La Coupe du monde Allemagne 2006 reste l’une des éditions les plus marquantes de l’histoire. La 18e édition se tient pour la deuxième fois en Allemagne, sous le slogan « A Time to Make Friends » (« Le temps de se faire des amis »). Les Allemands surprennent le monde entier par leur accueil chaleureux et leur ferveur. Les zones de supporters envahissent villes et places, les drapeaux noirs, rouges et or ornent les façades — une fierté nationale longtemps contenue, qui s’exprime enfin au grand jour. C’est le « Sommermärchen », le conte de fées de cet été.
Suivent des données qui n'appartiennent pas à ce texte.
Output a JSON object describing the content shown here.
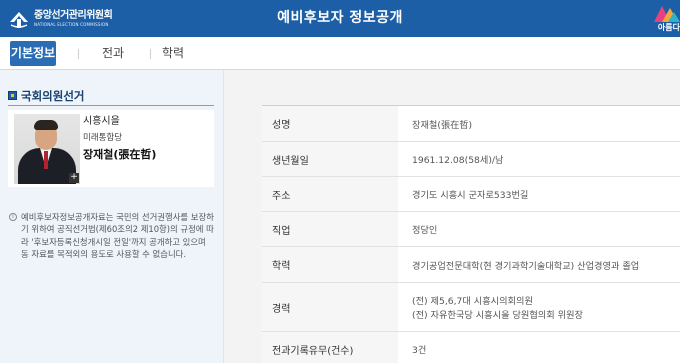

L'Italie arrive sous le nuage du scandale Calciopoli (manipulation des désignations arbitrales en Serie A), mais le groupe se soude et développe un football de très haut niveau. Cannavaro est impérial en défense. L’Italie n'encaisse que deux buts dans le tournoi (un contre son camp, un penalty). En demi-finale contre l'Allemagne, Fabio Grosso inscrit un but décisif à la 119e minute de jeu, Del Piero ajoute un second but — le conte s’arrête pour les hôtes. La France se relance après une phase de groupes poussive : Zidane, annoncé en fin de carrière, régale en huitième de finale contre l'Espagne, puis écarte le Brésil et le Portugal.
La finale France-Italie 2006 entre dans la légende du football. Zidane ouvre le score sur une Panenka légendaire à la 7e minute (pen.). Materazzi égalise de la tête. Puis à la 110e, après une altercation verbale avec Materazzi — le numéro 10 se retourne et assène un coup de tête au torse de l'Italien. Il reçoit un carton rouge et quitte la pelouse, passant devant le trophée sans le regarder. L'Italie gagne aux tirs au but (5-3, Trezeguet sur la barre).